By the release of the Stones' album Beggars Banquet, Brian Jones was only sporadically contributing to the band. Jagger stated that Jones was "not psychologically suited to this way of life". His drug use had become a hindrance, and he was unable to obtain a US visa. Richards reported that, in a June meeting with Jagger, Richards, and Watts at Jones' house, Jones admitted that he was unable to "go on the road again," and left the band, saying "'I've left, and if I want to I can come back'". On 3 July 1969, less than a month later, Jones drowned under mysterious circumstances in the swimming pool at his home, Cotchford Farm, in Hartfield, East Sussex.

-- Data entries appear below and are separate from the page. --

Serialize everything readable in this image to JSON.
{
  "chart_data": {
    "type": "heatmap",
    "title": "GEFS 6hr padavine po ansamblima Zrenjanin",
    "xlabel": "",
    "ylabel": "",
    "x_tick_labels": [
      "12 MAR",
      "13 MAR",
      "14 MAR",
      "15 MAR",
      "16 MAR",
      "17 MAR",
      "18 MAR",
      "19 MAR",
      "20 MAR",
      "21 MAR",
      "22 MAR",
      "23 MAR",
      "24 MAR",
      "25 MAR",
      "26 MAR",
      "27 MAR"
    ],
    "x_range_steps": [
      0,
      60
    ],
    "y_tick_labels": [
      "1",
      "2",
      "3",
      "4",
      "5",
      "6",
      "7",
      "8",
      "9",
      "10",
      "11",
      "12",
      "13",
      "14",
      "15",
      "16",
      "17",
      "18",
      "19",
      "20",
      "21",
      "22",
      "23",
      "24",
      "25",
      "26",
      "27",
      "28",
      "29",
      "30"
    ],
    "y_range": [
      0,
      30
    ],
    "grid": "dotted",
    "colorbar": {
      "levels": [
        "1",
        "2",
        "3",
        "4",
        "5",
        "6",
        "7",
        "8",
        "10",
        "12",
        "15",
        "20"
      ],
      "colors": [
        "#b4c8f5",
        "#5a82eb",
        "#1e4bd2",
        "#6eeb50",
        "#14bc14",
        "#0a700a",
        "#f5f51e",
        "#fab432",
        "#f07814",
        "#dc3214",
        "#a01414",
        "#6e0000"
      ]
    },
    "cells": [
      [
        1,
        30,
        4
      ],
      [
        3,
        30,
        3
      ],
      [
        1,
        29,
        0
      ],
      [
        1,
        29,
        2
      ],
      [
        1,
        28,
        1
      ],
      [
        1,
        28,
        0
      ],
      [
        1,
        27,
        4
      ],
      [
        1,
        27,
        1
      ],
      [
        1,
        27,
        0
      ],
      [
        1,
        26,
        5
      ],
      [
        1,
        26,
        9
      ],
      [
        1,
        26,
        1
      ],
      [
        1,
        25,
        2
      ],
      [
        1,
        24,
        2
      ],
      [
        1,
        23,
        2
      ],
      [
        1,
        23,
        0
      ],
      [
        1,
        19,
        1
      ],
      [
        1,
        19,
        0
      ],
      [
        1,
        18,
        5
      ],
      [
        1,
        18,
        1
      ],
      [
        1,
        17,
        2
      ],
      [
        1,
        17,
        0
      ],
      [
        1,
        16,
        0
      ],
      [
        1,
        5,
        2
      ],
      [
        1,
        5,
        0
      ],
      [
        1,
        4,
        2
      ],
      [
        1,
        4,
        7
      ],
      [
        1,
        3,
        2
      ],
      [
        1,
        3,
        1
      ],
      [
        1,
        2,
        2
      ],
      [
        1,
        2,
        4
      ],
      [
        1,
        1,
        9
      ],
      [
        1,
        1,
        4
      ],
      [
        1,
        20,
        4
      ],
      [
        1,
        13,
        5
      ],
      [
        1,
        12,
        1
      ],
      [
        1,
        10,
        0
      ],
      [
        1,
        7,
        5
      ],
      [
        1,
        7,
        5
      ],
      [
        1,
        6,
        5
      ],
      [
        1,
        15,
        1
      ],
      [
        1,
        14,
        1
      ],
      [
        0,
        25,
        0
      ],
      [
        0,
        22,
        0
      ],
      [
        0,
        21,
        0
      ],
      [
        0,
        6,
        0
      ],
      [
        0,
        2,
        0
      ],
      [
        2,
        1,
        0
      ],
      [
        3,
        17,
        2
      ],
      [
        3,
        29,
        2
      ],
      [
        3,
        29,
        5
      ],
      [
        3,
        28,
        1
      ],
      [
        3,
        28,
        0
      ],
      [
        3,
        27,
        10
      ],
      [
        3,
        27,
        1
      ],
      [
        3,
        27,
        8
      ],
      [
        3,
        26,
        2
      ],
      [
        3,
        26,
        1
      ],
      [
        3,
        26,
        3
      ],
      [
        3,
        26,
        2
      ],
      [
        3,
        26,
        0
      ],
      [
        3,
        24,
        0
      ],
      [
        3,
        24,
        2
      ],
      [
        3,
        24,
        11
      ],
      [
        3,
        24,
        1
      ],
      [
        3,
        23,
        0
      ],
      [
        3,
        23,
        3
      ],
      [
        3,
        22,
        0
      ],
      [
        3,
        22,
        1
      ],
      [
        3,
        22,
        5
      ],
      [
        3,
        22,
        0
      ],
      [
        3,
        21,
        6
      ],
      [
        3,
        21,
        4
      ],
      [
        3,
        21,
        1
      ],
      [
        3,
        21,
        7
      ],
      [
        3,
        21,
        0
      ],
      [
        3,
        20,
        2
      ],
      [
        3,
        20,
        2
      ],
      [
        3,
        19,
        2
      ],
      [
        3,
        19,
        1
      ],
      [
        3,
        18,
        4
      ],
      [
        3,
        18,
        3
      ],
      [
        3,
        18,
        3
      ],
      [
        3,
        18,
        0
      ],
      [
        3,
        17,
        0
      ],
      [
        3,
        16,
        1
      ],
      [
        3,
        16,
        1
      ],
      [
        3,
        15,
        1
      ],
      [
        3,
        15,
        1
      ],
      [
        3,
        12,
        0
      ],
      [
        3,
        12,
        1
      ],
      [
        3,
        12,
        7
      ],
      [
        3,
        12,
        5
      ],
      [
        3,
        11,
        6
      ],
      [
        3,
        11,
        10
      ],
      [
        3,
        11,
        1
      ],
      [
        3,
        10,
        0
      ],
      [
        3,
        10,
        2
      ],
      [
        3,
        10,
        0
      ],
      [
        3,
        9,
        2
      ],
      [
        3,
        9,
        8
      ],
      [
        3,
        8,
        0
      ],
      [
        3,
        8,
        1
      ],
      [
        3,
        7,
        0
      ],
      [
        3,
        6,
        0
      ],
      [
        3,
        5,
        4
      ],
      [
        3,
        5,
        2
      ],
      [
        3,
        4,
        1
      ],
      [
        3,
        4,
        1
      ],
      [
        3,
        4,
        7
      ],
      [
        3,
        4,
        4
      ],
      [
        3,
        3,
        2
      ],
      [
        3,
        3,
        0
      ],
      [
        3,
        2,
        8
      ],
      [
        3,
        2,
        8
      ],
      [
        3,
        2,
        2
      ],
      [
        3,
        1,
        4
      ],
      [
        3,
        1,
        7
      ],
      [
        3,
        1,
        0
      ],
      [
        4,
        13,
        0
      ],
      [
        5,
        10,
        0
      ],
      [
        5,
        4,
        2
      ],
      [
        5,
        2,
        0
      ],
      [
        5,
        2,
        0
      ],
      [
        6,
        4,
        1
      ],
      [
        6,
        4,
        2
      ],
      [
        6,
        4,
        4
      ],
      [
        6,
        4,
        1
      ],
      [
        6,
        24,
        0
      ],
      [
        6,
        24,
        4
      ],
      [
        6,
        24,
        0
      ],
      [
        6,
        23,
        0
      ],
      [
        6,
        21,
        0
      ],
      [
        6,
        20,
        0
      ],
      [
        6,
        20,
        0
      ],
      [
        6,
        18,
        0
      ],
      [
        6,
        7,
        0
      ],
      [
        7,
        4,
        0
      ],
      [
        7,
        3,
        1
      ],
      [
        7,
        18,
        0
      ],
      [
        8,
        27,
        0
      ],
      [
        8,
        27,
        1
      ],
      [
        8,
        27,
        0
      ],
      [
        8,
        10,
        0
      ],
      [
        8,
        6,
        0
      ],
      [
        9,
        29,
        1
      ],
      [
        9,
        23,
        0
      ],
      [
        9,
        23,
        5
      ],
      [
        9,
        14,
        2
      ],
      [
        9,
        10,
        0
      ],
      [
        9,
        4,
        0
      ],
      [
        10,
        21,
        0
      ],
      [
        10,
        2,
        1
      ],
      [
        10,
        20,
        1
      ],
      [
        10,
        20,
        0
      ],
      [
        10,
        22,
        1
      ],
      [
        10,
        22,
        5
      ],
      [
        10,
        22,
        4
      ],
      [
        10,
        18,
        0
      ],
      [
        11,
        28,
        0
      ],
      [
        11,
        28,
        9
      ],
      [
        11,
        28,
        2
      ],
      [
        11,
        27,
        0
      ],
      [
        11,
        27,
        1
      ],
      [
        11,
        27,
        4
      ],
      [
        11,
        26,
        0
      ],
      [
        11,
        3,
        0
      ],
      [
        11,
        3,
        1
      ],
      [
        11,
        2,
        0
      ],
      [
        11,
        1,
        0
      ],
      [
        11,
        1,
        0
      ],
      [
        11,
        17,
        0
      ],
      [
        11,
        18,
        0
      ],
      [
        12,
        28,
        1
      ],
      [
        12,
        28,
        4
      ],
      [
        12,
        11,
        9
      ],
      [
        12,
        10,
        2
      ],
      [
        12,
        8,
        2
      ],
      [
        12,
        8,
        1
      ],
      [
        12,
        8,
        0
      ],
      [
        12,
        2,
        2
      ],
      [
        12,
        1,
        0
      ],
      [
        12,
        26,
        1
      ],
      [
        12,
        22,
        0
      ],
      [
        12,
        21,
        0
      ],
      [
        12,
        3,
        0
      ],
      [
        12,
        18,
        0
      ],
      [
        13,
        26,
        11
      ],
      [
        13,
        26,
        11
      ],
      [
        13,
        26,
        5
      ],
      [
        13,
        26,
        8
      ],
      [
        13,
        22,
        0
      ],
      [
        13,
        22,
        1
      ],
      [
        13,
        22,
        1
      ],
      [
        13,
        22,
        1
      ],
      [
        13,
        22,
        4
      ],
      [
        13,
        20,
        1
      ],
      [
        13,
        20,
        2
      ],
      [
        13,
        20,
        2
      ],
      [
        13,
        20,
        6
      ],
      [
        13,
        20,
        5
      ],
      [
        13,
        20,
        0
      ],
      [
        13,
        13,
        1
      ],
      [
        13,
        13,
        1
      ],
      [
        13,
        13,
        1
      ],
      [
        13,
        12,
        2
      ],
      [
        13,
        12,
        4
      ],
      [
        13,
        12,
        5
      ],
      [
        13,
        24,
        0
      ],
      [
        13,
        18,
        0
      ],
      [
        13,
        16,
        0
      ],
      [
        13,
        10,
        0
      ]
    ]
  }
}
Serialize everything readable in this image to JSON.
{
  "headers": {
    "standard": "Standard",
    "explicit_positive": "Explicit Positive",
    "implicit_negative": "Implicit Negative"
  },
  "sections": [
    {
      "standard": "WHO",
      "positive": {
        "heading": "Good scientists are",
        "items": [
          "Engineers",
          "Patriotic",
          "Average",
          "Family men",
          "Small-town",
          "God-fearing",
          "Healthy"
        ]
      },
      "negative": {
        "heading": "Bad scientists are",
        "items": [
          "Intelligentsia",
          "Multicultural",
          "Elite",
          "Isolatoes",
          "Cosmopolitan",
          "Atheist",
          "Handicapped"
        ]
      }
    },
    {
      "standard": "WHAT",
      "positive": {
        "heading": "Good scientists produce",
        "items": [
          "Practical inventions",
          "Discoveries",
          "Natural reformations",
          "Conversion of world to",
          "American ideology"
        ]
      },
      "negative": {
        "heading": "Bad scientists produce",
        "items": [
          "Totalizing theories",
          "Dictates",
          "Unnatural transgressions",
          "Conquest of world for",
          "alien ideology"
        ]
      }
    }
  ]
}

On 5 July 1969, two days after Jones' death, the Rolling Stones played a previously scheduled show at Hyde Park, dedicating it as a tribute to him. In front of an estimated 250,000 fans, the Stones performed their first gig with their newest guitarist, Mick Taylor. At the beginning of the show, Jagger read an excerpt from Shelley's poem Adonaïs, an elegy written on the death of his friend John Keats, After which they released thousands of butterflies in Jones' memory before starting the show with a song by Johnny Winter, "I'm Yours and I'm Hers". During the concert, they included two songs never before heard by the audience from two forthcoming albums, "Midnight Rambler", "Love in Vain" (Let It Bleed – released December 1969), and "Loving Cup" (appeared on Exile on Main St. – released May 1972). "Honky Tonk Women", released the previous day, was also played at the gig.
Jagger has had an intermittent acting career, his most significant role being in Donald Cammell and Nicolas Roeg's Performance (1968), and as Australian bushranger Ned Kelly in the film of the same name (1970). He composed an improvised soundtrack for Kenneth Anger's film Invocation of My Demon Brother on the Moog synthesiser in 1969.